ENEM 2016 - 2ª Aplicação - Caminhos para combater o racismo no Brasil

Enviada em 22/10/2025

O racismo, ainda presente de forma enraizada na sociedade brasileira, é um problema histórico que limita oportunidades e fere a dignidade humana. Apesar dos avanços conquistados desde a abolição da escravidão, o preconceito racial continua a se manifestar em diversas esferas, como no mercado de trabalho, na educação e nas relações sociais. Diante desse cenário, torna-se essencial discutir caminhos eficazes para combater o racismo e promover uma sociedade mais justa e igualitária.Em primeiro lugar, é preciso compreender que o racismo no Brasil possui raízes históricas profundas. Durante mais de trezentos anos de escravidão, milhões de africanos foram trazidos à força para o país e submetidos a condições desumanas. Após a abolição, em 1888, não houve políticas públicas que garantissem a inserção social dos negros, o que perpetuou desigualdades e preconceitos. Esse passado deixou marcas que ainda se refletem nos dias atuais, com a sub-representação da população negra em cargos de prestígio e o alto índice de violência contra jovens negros nas periferias. Assim, combater o racismo requer reconhecer e enfrentar esse legado histórico de exclusão.Além disso, a educação é uma ferramenta fundamental para transformar esse cenário. De acordo com a Lei nº 10.639/2003, as escolas devem incluir no currículo o ensino da história e cultura afro-brasileira, valorizando a contribuição dos povos africanos na formação do país. No entanto, a aplicação dessa lei ainda é falha em muitas instituições. A ampliação de projetos pedagógicos que promovam o respeito à diversidade e a formação continuada de professores sobre o tema podem conscientizar as novas gerações, reduzindo a reprodução de estereótipos e preconceitos no ambiente escolar e na sociedade como um todo.Portanto, é urgente que o combate ao racismo seja prioridade nas políticas públicas e na vida cotidiana dos cidadãos.
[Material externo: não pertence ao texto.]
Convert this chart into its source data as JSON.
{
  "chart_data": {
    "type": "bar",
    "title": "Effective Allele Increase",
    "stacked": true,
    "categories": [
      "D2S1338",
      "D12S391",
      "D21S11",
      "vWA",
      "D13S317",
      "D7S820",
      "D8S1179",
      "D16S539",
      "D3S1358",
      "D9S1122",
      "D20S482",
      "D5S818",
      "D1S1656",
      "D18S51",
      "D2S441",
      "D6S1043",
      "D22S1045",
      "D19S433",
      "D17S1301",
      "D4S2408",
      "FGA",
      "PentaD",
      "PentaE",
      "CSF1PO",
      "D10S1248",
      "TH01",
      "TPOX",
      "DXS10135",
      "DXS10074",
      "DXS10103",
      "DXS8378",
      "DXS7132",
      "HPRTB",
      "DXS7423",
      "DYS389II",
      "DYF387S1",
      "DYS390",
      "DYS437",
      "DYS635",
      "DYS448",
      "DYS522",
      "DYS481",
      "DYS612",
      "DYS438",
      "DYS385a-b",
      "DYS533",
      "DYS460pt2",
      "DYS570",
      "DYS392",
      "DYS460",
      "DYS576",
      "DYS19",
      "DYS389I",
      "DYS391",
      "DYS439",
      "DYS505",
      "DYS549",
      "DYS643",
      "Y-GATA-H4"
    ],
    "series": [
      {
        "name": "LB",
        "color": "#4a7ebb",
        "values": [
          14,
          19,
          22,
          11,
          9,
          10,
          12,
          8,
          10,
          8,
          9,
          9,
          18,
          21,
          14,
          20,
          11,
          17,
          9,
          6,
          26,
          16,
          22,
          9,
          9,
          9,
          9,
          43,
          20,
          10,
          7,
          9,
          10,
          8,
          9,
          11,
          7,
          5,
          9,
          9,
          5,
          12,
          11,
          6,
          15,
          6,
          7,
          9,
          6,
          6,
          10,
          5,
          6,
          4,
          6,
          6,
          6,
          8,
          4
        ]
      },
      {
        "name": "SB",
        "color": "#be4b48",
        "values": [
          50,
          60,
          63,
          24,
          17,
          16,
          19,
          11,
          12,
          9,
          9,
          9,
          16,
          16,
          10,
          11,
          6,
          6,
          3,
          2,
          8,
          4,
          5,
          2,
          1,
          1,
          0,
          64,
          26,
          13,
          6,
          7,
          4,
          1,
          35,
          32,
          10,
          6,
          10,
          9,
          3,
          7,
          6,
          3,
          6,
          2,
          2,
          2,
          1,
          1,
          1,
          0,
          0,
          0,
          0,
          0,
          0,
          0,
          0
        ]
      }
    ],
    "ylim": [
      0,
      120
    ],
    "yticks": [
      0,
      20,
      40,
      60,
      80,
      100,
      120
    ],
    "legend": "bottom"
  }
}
Para isso, o Ministério da Educação deve garantir a efetiva aplicação da Lei nº 10.639/2003, com fiscalização e oferta de materiais didáticos de qualidade, enquanto o Ministério dos Direitos Humanos deve promover campanhas nacionais que incentivem a denúncia de práticas racistas e valorizem a cultura negra. Somente por meio da união entre Estado, escola e sociedade será possível construir um país verdadeiramente igualitário, no qual a cor da pele não determine o destino de ninguém.